For instance, if a person has cancer and was seeking treatment, the absences would be attributed to the cancer (a deemed disability). The “something” in this case is the absences. If the employer then dismisses the employee for those absences, the dismissal constitutes the unfavorable treatment.
Because this type of claim does not require a comparator, it is frequently easier for a disabled person to make a claim under this heading rather than alleging direct discrimination.
Employers have two defenses to this type of claim:
The employer was unaware of the disabled person’s disability and could not reasonably have been expected to know;
If the employer was aware of the employee’s disability, the treatment was a reasonable means of accomplishing a legitimate goal.
Even if an employee does not disclose their disability, an employer should consider whether this is a potential issue. For instance, if a member of staff is frequently absent, management should consider whether there are underlying medical issues. Employers should consider referring an employee to their occupational health provider if they suspect an employee may have a disability.
The duty to make reasonable accommodations arises in the following circumstances:
If an employer operates a provision, criterion, or practice (‘PCP’); that results in a substantial disadvantage for a disabled person in comparison to non-disabled people; and if this criteria is met, the employer is required to make reasonable adjustments to avoid the substantial disadvantage.
There is a physical feature that significantly disadvantages disabled people in comparison to non-disabled people; in this case, the employer must modify, remove, or provide a reasonable means of avoiding the physical feature. A physical feature could be related to the design or construction of a structure, or to the employer’s office furnishings. For instance, building entrances/exits, restrooms, and parking lots are all examples.

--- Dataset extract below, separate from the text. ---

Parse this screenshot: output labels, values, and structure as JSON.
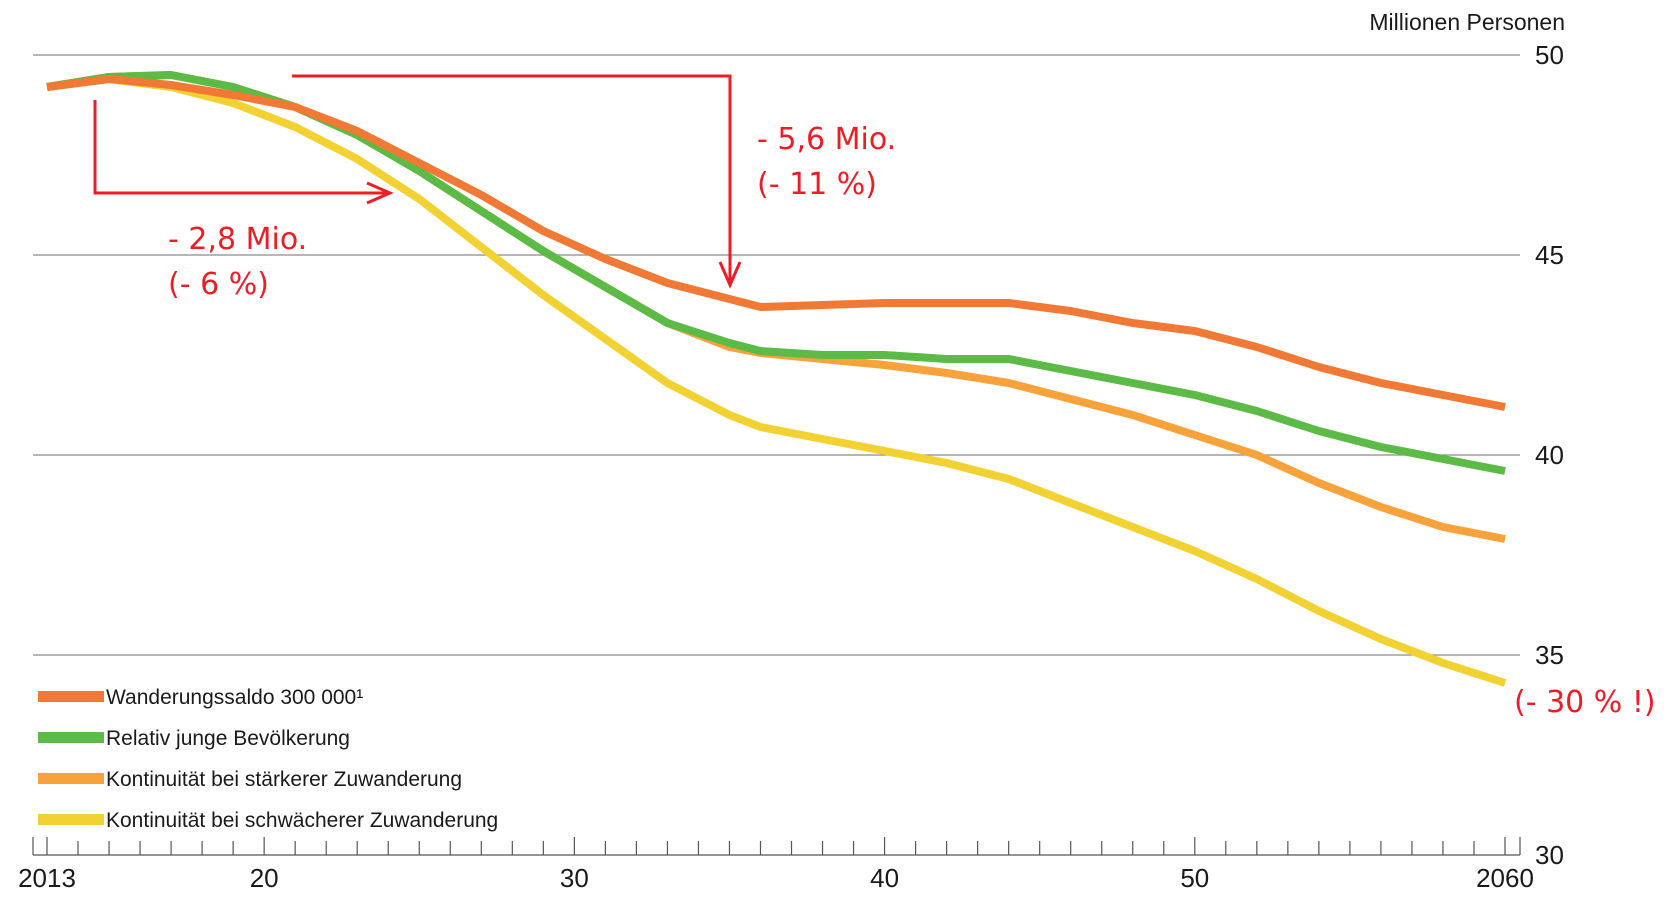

There is one auxiliary aid that would significantly disadvantage disabled people compared to non-disabled people: the employer would be required to provide the auxiliary aid required. An auxiliary aid is an item which will assist a disabled person. For instance, voice recognition software or an adapted chair are frequently used examples.
The duty to make reasonable adjustments will only arise if the employer knows or could reasonably know that a person is disabled. Not only does the obligation apply to employment, but it also includes making necessary adjustments to the job application process.
A disabled person is not required to suggest modifications that should be made for their benefit. If they do, an employer must determine whether they are reasonable and whether they mitigate the significant disadvantage caused by the disability in question.
It’s critical to keep in mind that the adjustment must be reasonable. Not every adjustment that could be made is necessarily reasonable, and its reasonableness will depend on the facts of the case. Additionally, if the adjustment does not actually alleviate the substantial disadvantage, it is not reasonable.
When determining whether an adjustment is reasonable, a Tribunal will consider the employer’s actions. They will also consider the adjustment’s practicality and cost. The employer’s size and resources will also be significant. The larger the employer and the lower the adjustment cost, the more likely the adjustment will be reasonable.
Access to Work can assist employers in completing the steps necessary to hire a disabled employee and may also provide financial assistance.
Family members are not subject to the duty to make reasonable accommodations. For instance, if a person has caring responsibilities for a disabled parent and requires time off to fulfill those responsibilities, it is not a reasonable adjustment for an employer to alter the working pattern of the non-disabled employee. If an employee wishes to change their hours in that situation, they should consider submitting a request for flexible working hours.